Gold: At least one randomised clinical trial meeting all of the following criteria for the major outcome(s) as reported:
·Sample sizes of at least 50 per group ‐ if these do not find a statistically significant difference, they are adequately powered for a 20% relative difference in the relevant outcome.
·Blinding of patients and assessors for outcomes.
·Handling of withdrawals > 80% follow up (imputations based on methods such as LOCF are acceptable).
·Concealment of treatment allocation.
Silver: A systematic review or randomised trial that does not meet the above criteria. Silver ranking would also include evidence from at least one study of non‐randomised cohorts that did and did not receive the therapy, or evidence from at least one high quality case‐control study. A randomised trial with a 'head‐to‐head' comparison of agents would be considered silver level ranking unless a reference were provided to a comparison of one of the agents to placebo showing at least a 20% relative difference.
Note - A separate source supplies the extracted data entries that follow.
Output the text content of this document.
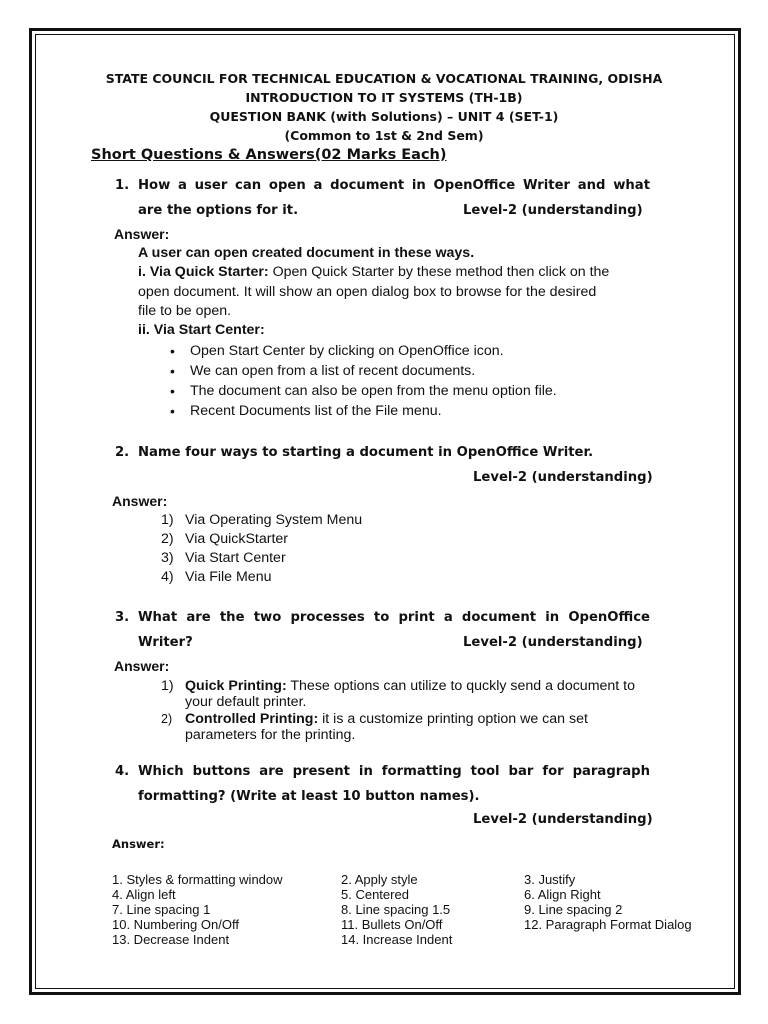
STATE COUNCIL FOR TECHNICAL EDUCATION & VOCATIONAL TRAINING, ODISHA
INTRODUCTION TO IT SYSTEMS (TH-1B)
QUESTION BANK (with Solutions) – UNIT 4 (SET-1)
(Common to 1st & 2nd Sem)
Short Questions & Answers(02 Marks Each)
1. How a user can open a document in OpenOffice Writer and what
are the options for it.	Level-2 (understanding)
Answer:
A user can open created document in these ways.
i. Via Quick Starter: Open Quick Starter by these method then click on the
open document. It will show an open dialog box to browse for the desired
file to be open.
ii. Via Start Center:
• Open Start Center by clicking on OpenOffice icon.
• We can open from a list of recent documents.
• The document can also be open from the menu option file.
• Recent Documents list of the File menu.
2. Name four ways to starting a document in OpenOffice Writer.
Level-2 (understanding)
Answer:
1) Via Operating System Menu
2) Via QuickStarter
3) Via Start Center
4) Via File Menu
3. What are the two processes to print a document in OpenOffice
Writer?	Level-2 (understanding)
Answer:
1) Quick Printing: These options can utilize to quckly send a document to
your default printer.
2) Controlled Printing: it is a customize printing option we can set
parameters for the printing.
4. Which buttons are present in formatting tool bar for paragraph
formatting? (Write at least 10 button names).
Level-2 (understanding)
Answer:
1. Styles & formatting window	2. Apply style	3. Justify
4. Align left	5. Centered	6. Align Right
7. Line spacing 1	8. Line spacing 1.5	9. Line spacing 2
10. Numbering On/Off	11. Bullets On/Off	12. Paragraph Format Dialog
13. Decrease Indent	14. Increase Indent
Bronze: The bronze ranking is given to evidence if at least one high quality case series without controls (including simple before/after studies in which patients act as their own control) or if the conclusion is derived from expert opinion based on clinical experience without reference to any of the foregoing (for example, argument from physiology, bench research or first principles).
Clinical relevance tables
Clinical relevance tables will be compiled under additional tables to improve the readability of the review. For dichotomous outcomes, the number needed to treat will be calculated from the control group event rate and the relative risk using the Visual Rx NNT calculator (Cates 2003). Continuous outcome tables will also be presented under additional tables. Absolute benefit will be calculated as the improvement in the intervention group minus the improvement in the control group, in the original units. Relative difference in the change from baseline will be calculated as the absolute benefit divided by the baseline mean of the control group.